As far as I know, no one has discerned any sentence structure within the Voynich manuscript. I wanted to check whether the words in it were just randomly distributed, or there were any associations between them. This time, I applied principal component analysis to the words, using a method very similar to word2vec.

Results

Words in the manuscript were represented as bags of neighbouring words (five on either side, though the exact number isn't important). These bags were converted to vectors, with the same words in each bag determining the indices, and their multiplicities determining the index values. For example, the bag ((a . 7) (b . 2) (c . 5) (d . 6)) with bases #(a c d) becomes the vector #(7 5 6). Principal component analysis was then performed on these vectors, firstly for more common words (occurring 50-200 times), and then for rarer words (occurring 20-50 times).

Figure 1: words occurring 50-200 times

Figure 2: words occurring 20-50 times

I noticed that words ending in EVA edy form a distinct cluster (shown in red) in both common and rare words. An inspection of the text showed that some pages had numerous occurrences and others had few or none, and that the first page with such words is f26r. Those with many occurrences are Currier B pages, and those with none are Currier A pages. The clustering is simply caused by the frequency within different pages, rather than any sentence structure. It suggests, though, that the Currier A/B division is significant after all.

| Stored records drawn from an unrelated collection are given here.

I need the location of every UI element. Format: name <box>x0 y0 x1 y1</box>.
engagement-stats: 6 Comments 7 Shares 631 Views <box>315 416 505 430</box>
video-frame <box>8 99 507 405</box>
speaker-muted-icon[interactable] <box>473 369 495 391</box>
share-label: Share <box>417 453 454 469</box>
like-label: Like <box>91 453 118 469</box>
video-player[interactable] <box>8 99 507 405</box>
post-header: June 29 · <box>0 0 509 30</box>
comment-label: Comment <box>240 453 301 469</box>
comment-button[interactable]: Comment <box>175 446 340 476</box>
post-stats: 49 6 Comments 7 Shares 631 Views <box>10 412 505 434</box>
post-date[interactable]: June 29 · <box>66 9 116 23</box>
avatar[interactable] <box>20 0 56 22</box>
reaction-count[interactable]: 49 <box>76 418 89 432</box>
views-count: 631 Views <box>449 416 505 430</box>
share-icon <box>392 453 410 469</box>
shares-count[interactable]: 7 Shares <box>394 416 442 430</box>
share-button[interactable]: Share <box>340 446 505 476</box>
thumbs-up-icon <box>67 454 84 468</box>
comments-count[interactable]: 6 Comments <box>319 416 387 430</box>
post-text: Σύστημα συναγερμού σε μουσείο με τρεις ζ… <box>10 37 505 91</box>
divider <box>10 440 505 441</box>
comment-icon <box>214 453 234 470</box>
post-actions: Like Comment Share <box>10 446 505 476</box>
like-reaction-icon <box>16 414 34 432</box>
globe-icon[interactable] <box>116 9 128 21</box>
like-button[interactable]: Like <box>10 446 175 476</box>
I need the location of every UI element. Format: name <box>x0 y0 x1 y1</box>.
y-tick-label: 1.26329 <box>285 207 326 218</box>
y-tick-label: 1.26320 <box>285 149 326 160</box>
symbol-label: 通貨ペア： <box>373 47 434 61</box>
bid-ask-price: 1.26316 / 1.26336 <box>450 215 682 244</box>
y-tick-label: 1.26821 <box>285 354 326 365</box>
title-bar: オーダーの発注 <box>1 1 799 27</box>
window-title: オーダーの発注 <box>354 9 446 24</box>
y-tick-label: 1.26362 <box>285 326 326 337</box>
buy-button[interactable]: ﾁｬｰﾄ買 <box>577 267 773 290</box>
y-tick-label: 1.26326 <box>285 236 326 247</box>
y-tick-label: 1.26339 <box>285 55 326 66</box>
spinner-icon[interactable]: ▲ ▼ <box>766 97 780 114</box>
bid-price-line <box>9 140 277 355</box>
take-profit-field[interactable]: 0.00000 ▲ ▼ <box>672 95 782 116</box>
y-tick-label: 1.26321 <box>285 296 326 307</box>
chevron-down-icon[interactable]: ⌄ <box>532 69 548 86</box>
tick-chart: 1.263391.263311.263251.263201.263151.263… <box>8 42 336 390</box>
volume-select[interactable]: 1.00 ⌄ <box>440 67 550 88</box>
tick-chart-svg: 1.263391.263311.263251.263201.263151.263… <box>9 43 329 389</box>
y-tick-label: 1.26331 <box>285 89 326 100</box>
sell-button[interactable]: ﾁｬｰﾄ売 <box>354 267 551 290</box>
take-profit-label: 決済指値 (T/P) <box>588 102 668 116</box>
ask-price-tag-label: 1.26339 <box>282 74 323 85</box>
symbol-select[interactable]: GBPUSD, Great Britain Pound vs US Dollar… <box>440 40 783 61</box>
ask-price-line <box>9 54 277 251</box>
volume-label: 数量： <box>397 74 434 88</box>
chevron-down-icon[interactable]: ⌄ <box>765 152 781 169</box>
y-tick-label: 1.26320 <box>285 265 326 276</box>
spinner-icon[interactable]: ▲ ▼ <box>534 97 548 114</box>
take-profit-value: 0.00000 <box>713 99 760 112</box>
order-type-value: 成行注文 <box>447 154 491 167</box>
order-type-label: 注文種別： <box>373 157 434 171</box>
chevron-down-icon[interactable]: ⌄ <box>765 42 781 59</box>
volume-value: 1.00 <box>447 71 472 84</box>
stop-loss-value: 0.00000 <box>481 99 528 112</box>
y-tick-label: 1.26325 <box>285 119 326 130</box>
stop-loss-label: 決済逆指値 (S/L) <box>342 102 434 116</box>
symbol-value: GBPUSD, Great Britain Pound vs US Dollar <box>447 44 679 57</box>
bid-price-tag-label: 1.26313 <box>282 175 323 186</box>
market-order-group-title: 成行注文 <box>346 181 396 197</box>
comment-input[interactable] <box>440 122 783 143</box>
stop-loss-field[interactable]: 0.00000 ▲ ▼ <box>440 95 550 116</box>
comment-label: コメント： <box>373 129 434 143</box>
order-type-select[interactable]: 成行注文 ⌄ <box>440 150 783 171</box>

Further analysis has shown that other words are common in Currier A pages and rare in Currier B pages, or vice-versa, so I examined their position on the word plots. This is best shown on the plot below, which uses two words on either side of each word for its bag.

Figure 3: words occurring 100 times or more

The words in red occur more frequently in Currier B pages, and those in blue in Currier A pages.

Currier A words

daiin

chol

chor

cthy

sho

Currier B words

-edy

qokeey

qokey

qol

qokain

qokaiin

qokal

qokar

chey

shey

These can be used to define a function of pages:

    (count(Currier B words) - count(Currier A words)) / count(words)

which can be applied to the page PCA plot.

Figure 4: PCA plot of pages. Blue = Currier A, red = Currier B.

This shows that there is no clear dividing line between Currier A and B. The transition from A to B is gradual.

Conclusion

The position of a page on the PCA plot of pages is determined by the frequency of certain words within the page, but not apparently by their order.